When the global financial crisis was at its height, central banks around the world scrambled to loosen their monetary policies. The reason? They wanted to spur consumption and prevent recession from hitting them hard. India too went in for monetary loosening as growth of the Indian economy slowed down. But India had another problem to contend with. Poor monsoons hit agricultural production hard. And so food prices and consequently inflation shot up.
With the threat of inflation on one hand and slowdown in economic growth in the other, the RBI finally decided the former posed a much bigger threat. And so in the last few monetary policy meetings, the central bank announced several rate hike measures. The developed world meanwhile is still contemplating rate hikes. This is because they have yet to recover completely from recession. However, fear of bubbles forming all over again has put pressure on the rich world to slowly start hardening rates once again.
That seems unlikely now with the debt crisis worsening in Europe. India, however, does not intend to pause its rate hiking measures.

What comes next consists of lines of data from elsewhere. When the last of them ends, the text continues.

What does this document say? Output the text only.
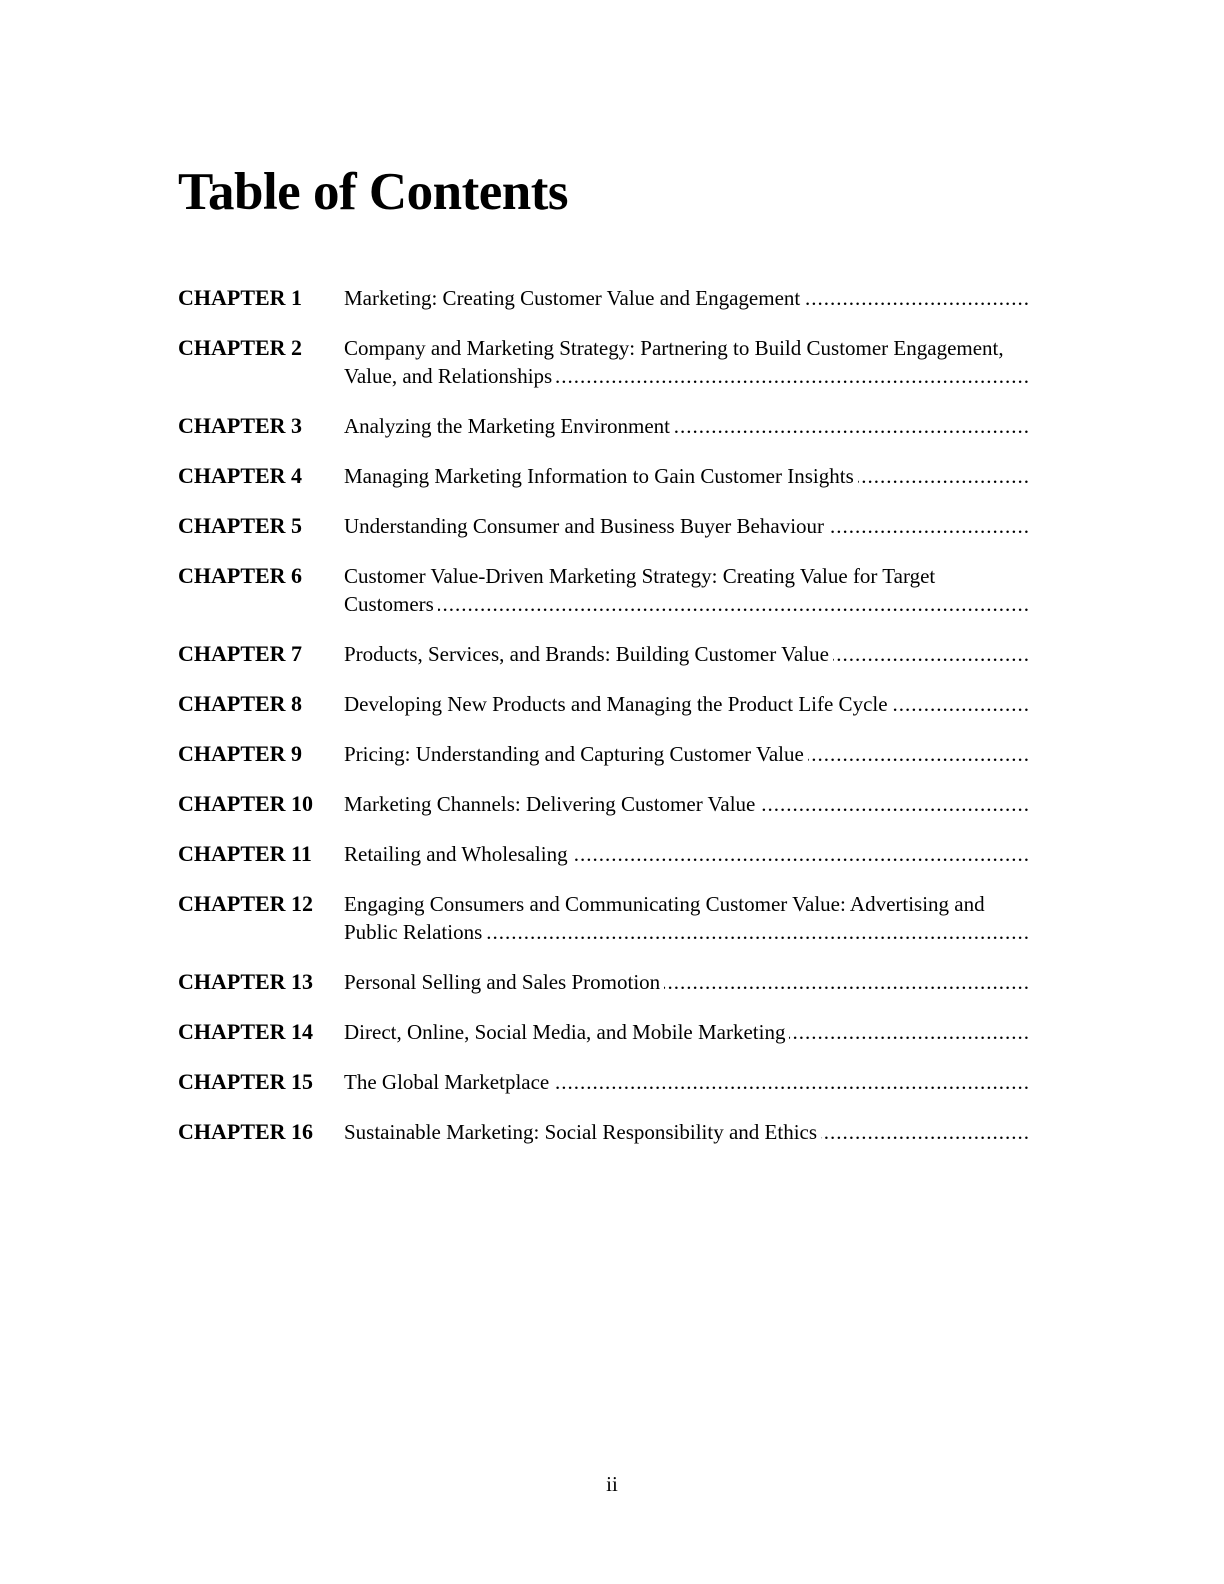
Table of Contents
CHAPTER 1	Marketing: Creating Customer Value and Engagement .....
CHAPTER 2	Company and Marketing Strategy: Partnering to Build Customer Engagement, Value, and Relationships .....
CHAPTER 3	Analyzing the Marketing Environment .....
CHAPTER 4	Managing Marketing Information to Gain Customer Insights .....
CHAPTER 5	Understanding Consumer and Business Buyer Behaviour .....
CHAPTER 6	Customer Value-Driven Marketing Strategy: Creating Value for Target Customers .....
CHAPTER 7	Products, Services, and Brands: Building Customer Value .....
CHAPTER 8	Developing New Products and Managing the Product Life Cycle .....
CHAPTER 9	Pricing: Understanding and Capturing Customer Value .....
CHAPTER 10	Marketing Channels: Delivering Customer Value .....
CHAPTER 11	Retailing and Wholesaling .....
CHAPTER 12	Engaging Consumers and Communicating Customer Value: Advertising and Public Relations .....
CHAPTER 13	Personal Selling and Sales Promotion .....
CHAPTER 14	Direct, Online, Social Media, and Mobile Marketing .....
CHAPTER 15	The Global Marketplace .....
CHAPTER 16	Sustainable Marketing: Social Responsibility and Ethics .....
ii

The Finance Minister Pranab Mukherjee is of the view that the deepening debt crisis in Europe could hit India's and other emerging economies' exports and growth. But he maintains that this is not going to stop India from gradually reversing its loose fiscal and monetary policies.
India's GDP grew by 7.4% in FY10 as compared to 6.7% in FY09. This highlights that India has recovered well from the crisis. Not just that growth in agriculture was flat. This much better than the decline in growth that was initially envisaged. In the meantime, inflation continues to be a worrying factor. And so, it is hardly surprising if the RBI sticks to its guns and continues with its tightening measures.